My issues with Matt Walsh are not just logical, but theological. And my beef is less with Walsh as it is with his purported followers on facebook and twitter. His self-proclaimed Protestant followers. The people who have the greatest opportunity to present a rational and reasoned explanation backed by the objective basis of the Word of God (we call that Sola Scriptura) are letting a Catholic do their work for them, and he's not doing it well at all.

Matt Walsh is an unwitting wolf. Proverbially, he's a terrible mathematician who can do some good with addition, but cannot explain to you why the plus sign must be different from the negative sign, and conservatives are trusting him to "say it like it is". I say it like this because he comes to some right conclusions, in some terribly wrong or fallacious ways. The average millennial is seeking not just the answers but why they should believe the answers. When the average conservative shares his article, even if Matt Walsh's conclusions are correct, his logic is wrong, so the average liberal reader will immediately reject his claims.

4. Matt Walsh is unkind.

That's it. I don't mean "Matt Walsh is offensive", because of course he is offensive. It's his job. Offense is not a measure of the kindness or unkindness of a person. Rather, the kindness of a person will determine the purpose of the offense. Matt Walsh is very good at using bible verses when it is convenient, but seems to ignore all that stuff about the waywardness of the tongue in James' epistle.

Matt Walsh loves to offend people. His " the Osteens are heretics, and that's why America loves them" rings nothing but offensive. He's not rebuking the Osteens, he's attacking very mislead sheep.
When he is responded to with sarcastic attacks by liberal bloggers and readers, his response is to punch back harder, insult smarter. Matt Walsh seems very interested in protecting his intelligence, the intelligence of his readers, and the intelligence of his premises. He also seems very interested in attacking the intelligence of those who don't agree.

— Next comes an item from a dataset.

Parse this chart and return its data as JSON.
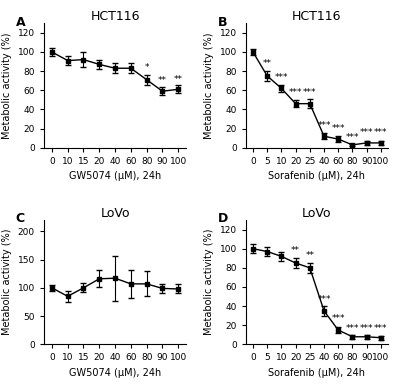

Matt Walsh believes that his opponents are stupid and speaks of them accordingly.

Matt Walsh is a jerk. And because he is a jerk, he is unpalatable to the average liberal reader. This by no means absolves the liberal reader of their liberality, their modernism, their relativism, their belief in irresponsible self-determination. But Matt Walsh has no reason for taking offense at people who are responding to him in kind. He's a wordsmith and witty bully. But he's a bully.

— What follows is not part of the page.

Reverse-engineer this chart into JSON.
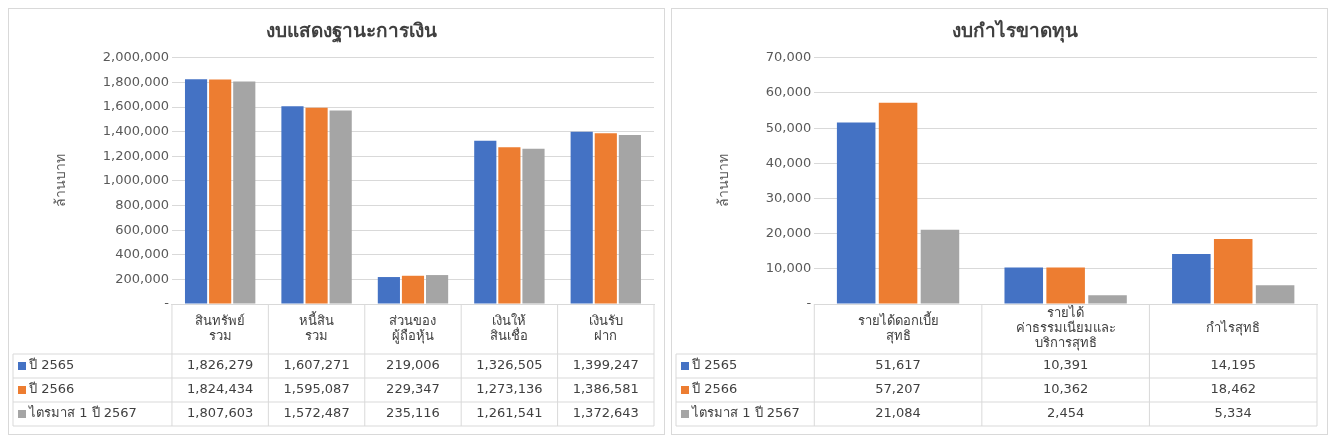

Matt Walsh is a statist-leaning neocon just like most of the others out there. He's trying to attack liberal logic but he can't play the liberal game as well as a liberal can. He encourages more fear-mongering and social inconsistency. He is winning at the conservative propaganda game. He's part of the problem and not the solution.

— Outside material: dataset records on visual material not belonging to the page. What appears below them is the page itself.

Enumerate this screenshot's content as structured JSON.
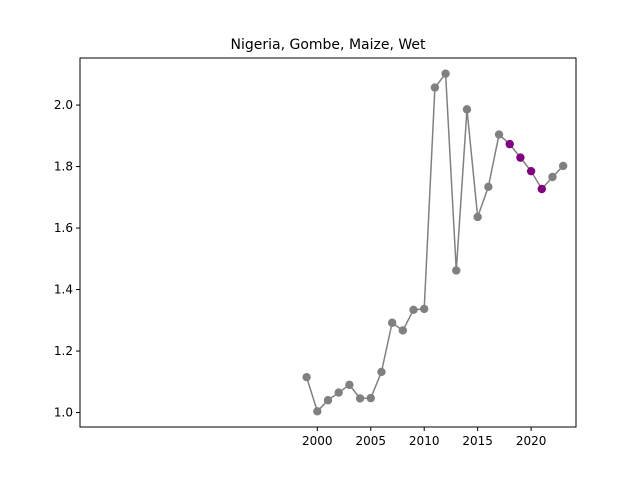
{
  "chart_data": {
    "type": "line",
    "title": "Nigeria, Gombe, Maize, Wet",
    "xlabel": "",
    "ylabel": "",
    "xlim": [
      1977.8,
      2024.2
    ],
    "ylim": [
      0.953,
      2.153
    ],
    "xticks": [
      2000,
      2005,
      2010,
      2015,
      2020
    ],
    "yticks": [
      1.0,
      1.2,
      1.4,
      1.6,
      1.8,
      2.0
    ],
    "xtick_labels": [
      "2000",
      "2005",
      "2010",
      "2015",
      "2020"
    ],
    "ytick_labels": [
      "1.0",
      "1.2",
      "1.4",
      "1.6",
      "1.8",
      "2.0"
    ],
    "grid": false,
    "line_color": "#808080",
    "highlight_color": "#800080",
    "series": [
      {
        "x": [
          1999,
          2000,
          2001,
          2002,
          2003,
          2004,
          2005,
          2006,
          2007,
          2008,
          2009,
          2010,
          2011,
          2012,
          2013,
          2014,
          2015,
          2016,
          2017,
          2018,
          2019,
          2020,
          2021,
          2022,
          2023
        ],
        "values": [
          1.115,
          1.004,
          1.04,
          1.065,
          1.09,
          1.046,
          1.047,
          1.132,
          1.292,
          1.267,
          1.334,
          1.337,
          2.057,
          2.102,
          1.462,
          1.986,
          1.636,
          1.734,
          1.904,
          1.873,
          1.829,
          1.785,
          1.727,
          1.766,
          1.802
        ],
        "highlighted": [
          false,
          false,
          false,
          false,
          false,
          false,
          false,
          false,
          false,
          false,
          false,
          false,
          false,
          false,
          false,
          false,
          false,
          false,
          false,
          true,
          true,
          true,
          true,
          false,
          false
        ]
      }
    ]
  }
}
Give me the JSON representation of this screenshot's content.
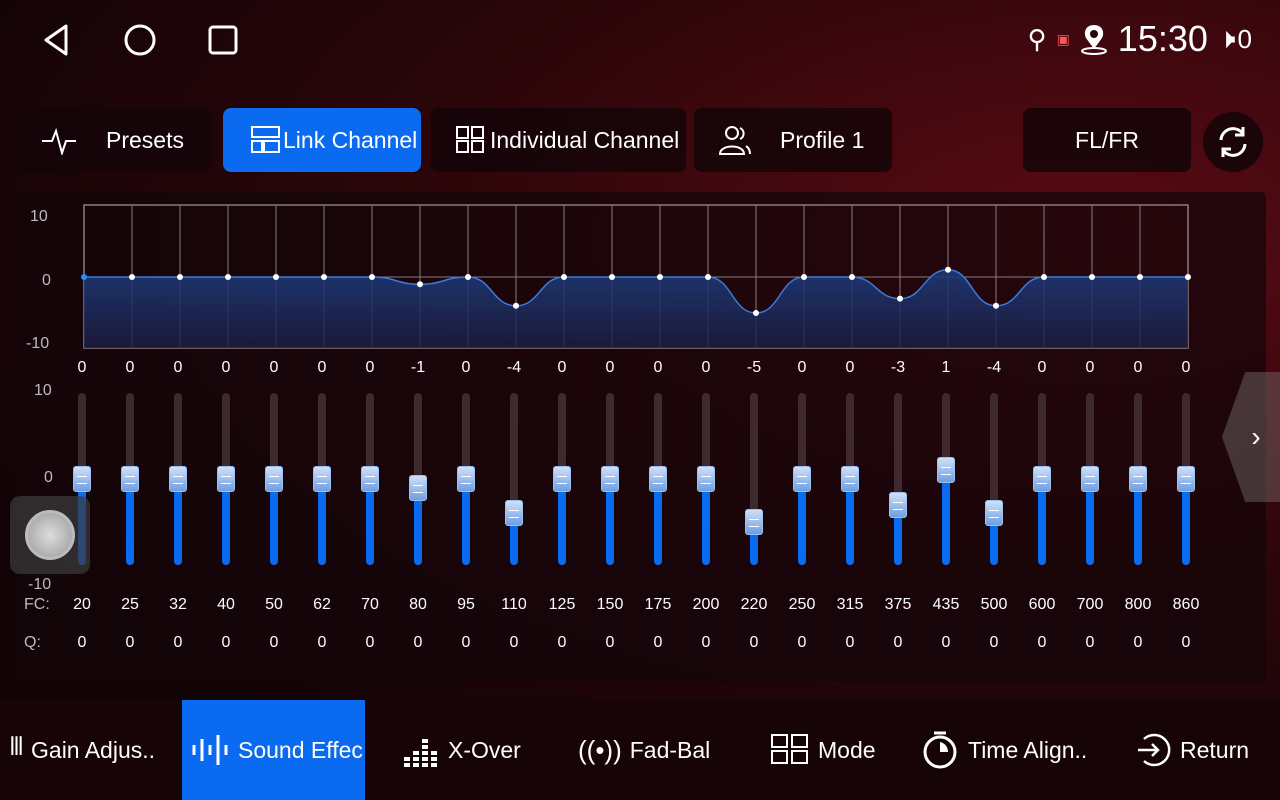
{
  "status": {
    "time": "15:30",
    "volume": "0"
  },
  "tabs": {
    "presets": "Presets",
    "link_channel": "Link Channel",
    "individual_channel": "Individual Channel",
    "profile": "Profile 1",
    "channel": "FL/FR"
  },
  "graph": {
    "y_labels": [
      "10",
      "0",
      "-10"
    ]
  },
  "slider_labels": {
    "top": "10",
    "mid": "0",
    "bottom": "-10"
  },
  "row_labels": {
    "fc": "FC:",
    "q": "Q:"
  },
  "bands": [
    {
      "fc": "20",
      "gain": 0,
      "q": "0"
    },
    {
      "fc": "25",
      "gain": 0,
      "q": "0"
    },
    {
      "fc": "32",
      "gain": 0,
      "q": "0"
    },
    {
      "fc": "40",
      "gain": 0,
      "q": "0"
    },
    {
      "fc": "50",
      "gain": 0,
      "q": "0"
    },
    {
      "fc": "62",
      "gain": 0,
      "q": "0"
    },
    {
      "fc": "70",
      "gain": 0,
      "q": "0"
    },
    {
      "fc": "80",
      "gain": -1,
      "q": "0"
    },
    {
      "fc": "95",
      "gain": 0,
      "q": "0"
    },
    {
      "fc": "110",
      "gain": -4,
      "q": "0"
    },
    {
      "fc": "125",
      "gain": 0,
      "q": "0"
    },
    {
      "fc": "150",
      "gain": 0,
      "q": "0"
    },
    {
      "fc": "175",
      "gain": 0,
      "q": "0"
    },
    {
      "fc": "200",
      "gain": 0,
      "q": "0"
    },
    {
      "fc": "220",
      "gain": -5,
      "q": "0"
    },
    {
      "fc": "250",
      "gain": 0,
      "q": "0"
    },
    {
      "fc": "315",
      "gain": 0,
      "q": "0"
    },
    {
      "fc": "375",
      "gain": -3,
      "q": "0"
    },
    {
      "fc": "435",
      "gain": 1,
      "q": "0"
    },
    {
      "fc": "500",
      "gain": -4,
      "q": "0"
    },
    {
      "fc": "600",
      "gain": 0,
      "q": "0"
    },
    {
      "fc": "700",
      "gain": 0,
      "q": "0"
    },
    {
      "fc": "800",
      "gain": 0,
      "q": "0"
    },
    {
      "fc": "860",
      "gain": 0,
      "q": "0"
    }
  ],
  "bottom_nav": [
    "Gain Adjus..",
    "Sound Effec",
    "X-Over",
    "Fad-Bal",
    "Mode",
    "Time Align..",
    "Return"
  ],
  "colors": {
    "accent": "#0a6af0",
    "background": "#2a0609"
  }
}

Matt Walsh needs to convert to Protestantism and then use the standard of the Bible if he really wants to have any good meaningful impact on his readers. As long as the ground that he stands on is relativistic (and don't be fooled: it is), he will continue to lose the same culture war that Christians have been losing since we conceded the bible as the standard of truth for America. You can't beat something with nothing. You can't tell a person their sand isn't as good to stand on as your sand is. You need a solid rock and Matt Walsh hasn't started standing on Him yet, when it comes to his blog.

And that's all I have to say about that.